Abstract:
Feature selection and classification are widely used in machine learning to handle the immense
amount of data. In many datasets, conditional attributes and decision classes are preferenceordered and to perform feature selection on these types of datasets, an extension of rough set theory
(RST) is used which is known as a dominance-based rough set approach (DRSA). A dominancebased rough set approach follows a dominance principle which states that objects relating to a
certain decision class must follow the preference order and this preference order states that an
object having higher values of conditional attributes must have higher decision class. The
dependency measure of a dataset is used in DRSA to calculate the suitable reducts of a dataset.
The conventional DRSA uses lower and upper approximations to calculate the dependency of the
dataset. The shortcomings of this conventional method of dependency calculation are high
complexity and huge utilization of computational resources.
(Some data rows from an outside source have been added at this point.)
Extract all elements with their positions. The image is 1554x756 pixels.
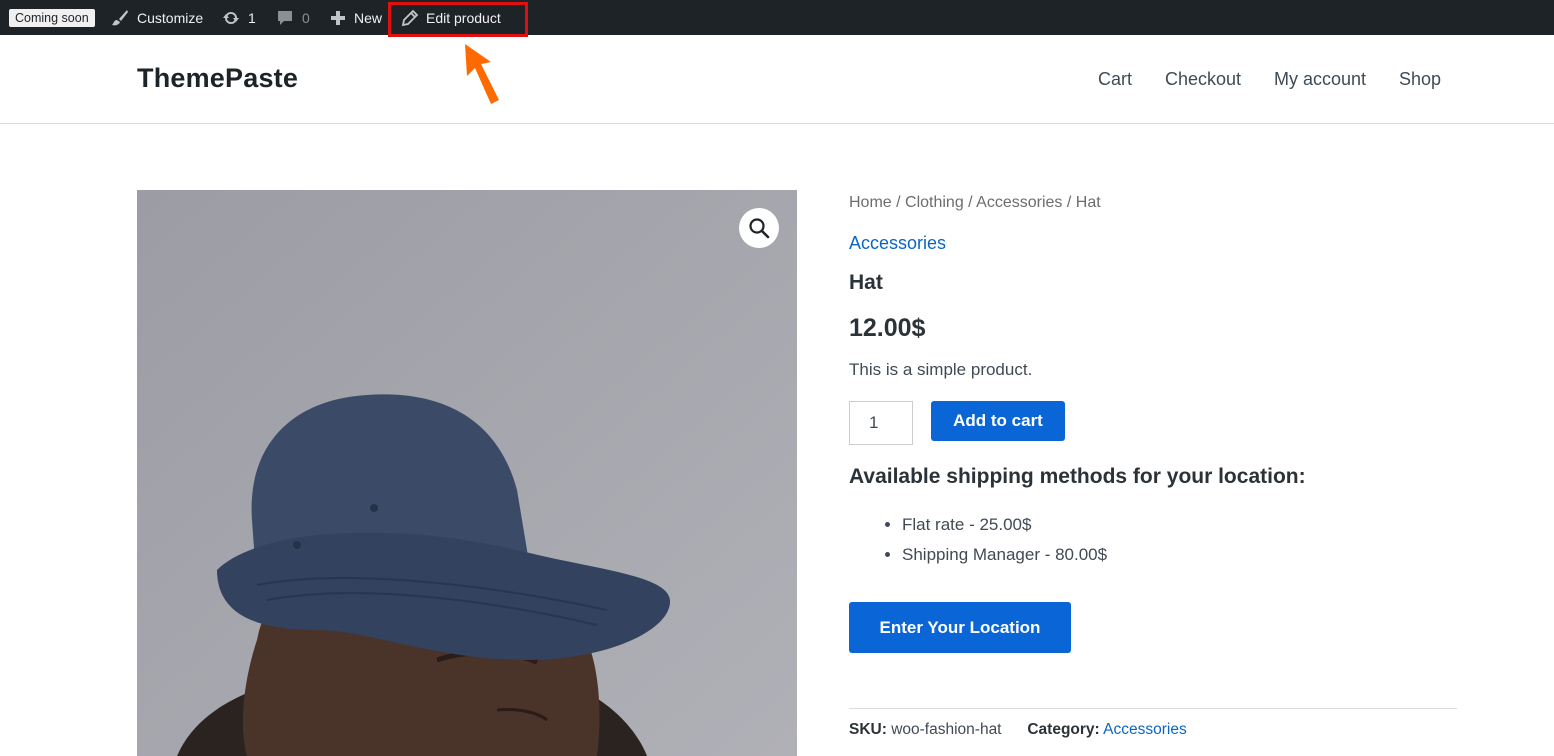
breadcrumb[interactable]: Home / Clothing / Accessories / Hat bbox=[849, 194, 1101, 212]
shipping-methods-list: Flat rate - 25.00$ Shipping Manager - 80… bbox=[902, 515, 1107, 575]
plus-icon bbox=[331, 10, 345, 25]
category-link[interactable]: Accessories bbox=[849, 233, 946, 254]
nav-cart[interactable]: Cart bbox=[1098, 69, 1132, 90]
product-short-description: This is a simple product. bbox=[849, 360, 1033, 379]
customize-link[interactable]: Customize bbox=[110, 0, 203, 35]
comments-link[interactable]: 0 bbox=[275, 0, 310, 35]
site-header: ThemePaste Cart Checkout My account Shop bbox=[0, 35, 1554, 124]
customize-label: Customize bbox=[137, 9, 204, 26]
nav-shop[interactable]: Shop bbox=[1399, 69, 1441, 90]
edit-product-highlight-box bbox=[388, 2, 528, 37]
meta-divider bbox=[849, 708, 1457, 709]
sku-label: SKU: bbox=[849, 721, 887, 738]
zoom-button[interactable] bbox=[739, 208, 779, 248]
site-title[interactable]: ThemePaste bbox=[137, 63, 298, 94]
quantity-input[interactable] bbox=[849, 401, 913, 445]
coming-soon-badge[interactable]: Coming soon bbox=[9, 9, 95, 27]
brush-icon bbox=[112, 9, 128, 25]
category-meta-link[interactable]: Accessories bbox=[1103, 721, 1187, 738]
category-label: Category: bbox=[1027, 721, 1100, 738]
shipping-method-item: Flat rate - 25.00$ bbox=[902, 515, 1107, 545]
product-image[interactable] bbox=[137, 190, 797, 756]
nav-my-account[interactable]: My account bbox=[1274, 69, 1366, 90]
product-meta: SKU: woo-fashion-hat Category: Accessori… bbox=[849, 721, 1187, 739]
admin-bar: Coming soon Customize 1 0 New Edit produ… bbox=[0, 0, 1554, 35]
comments-count: 0 bbox=[302, 9, 310, 26]
product-price: 12.00$ bbox=[849, 314, 926, 342]
hat-photo bbox=[137, 190, 797, 756]
magnifier-icon bbox=[749, 218, 770, 239]
add-to-cart-button[interactable]: Add to cart bbox=[931, 401, 1065, 441]
updates-icon bbox=[223, 11, 239, 24]
shipping-method-item: Shipping Manager - 80.00$ bbox=[902, 545, 1107, 575]
shipping-heading: Available shipping methods for your loca… bbox=[849, 465, 1306, 488]
enter-location-button[interactable]: Enter Your Location bbox=[849, 602, 1071, 653]
sku-value: woo-fashion-hat bbox=[891, 721, 1002, 738]
product-title: Hat bbox=[849, 271, 883, 294]
new-label: New bbox=[354, 9, 383, 26]
new-content-link[interactable]: New bbox=[329, 0, 382, 35]
nav-checkout[interactable]: Checkout bbox=[1165, 69, 1241, 90]
updates-link[interactable]: 1 bbox=[221, 0, 256, 35]
comment-icon bbox=[278, 10, 292, 25]
updates-count: 1 bbox=[248, 9, 256, 26]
This paper proposes a novel
methodology named as “Incremental Dominance-based Dependency Calculation” (IDDC) to
mitigate the aforementioned problems regarding the conventional approach of dependency
calculation. The proposed methodology uses an incremental approach to find the dependency of
datasets by scanning the data records one-by-one and comparing each record with every other
record in the dataset. For comparison of records, IDDC uses a set of proposed dominance-based
dependency classes. To justify the proposed approach, both IDDC and conventional approaches
are compared using various datasets from the UCI dataset repository. Results have shown that the
proposed approach outperforms the conventional approach by depicting on average 46% and 98%
decrease in execution time and required runtime memory, respectively.
Keywords: Dominance-Based rough set approach (DRSA), Incremental Dominance-based
dependency calculation Method (IDDC), Dependency classes, Rough set theory (RST), Lower
Approximations, Upper Approximations, Reducts, Fast Reduct Generating Algorithm (FRGA),
UCI repository.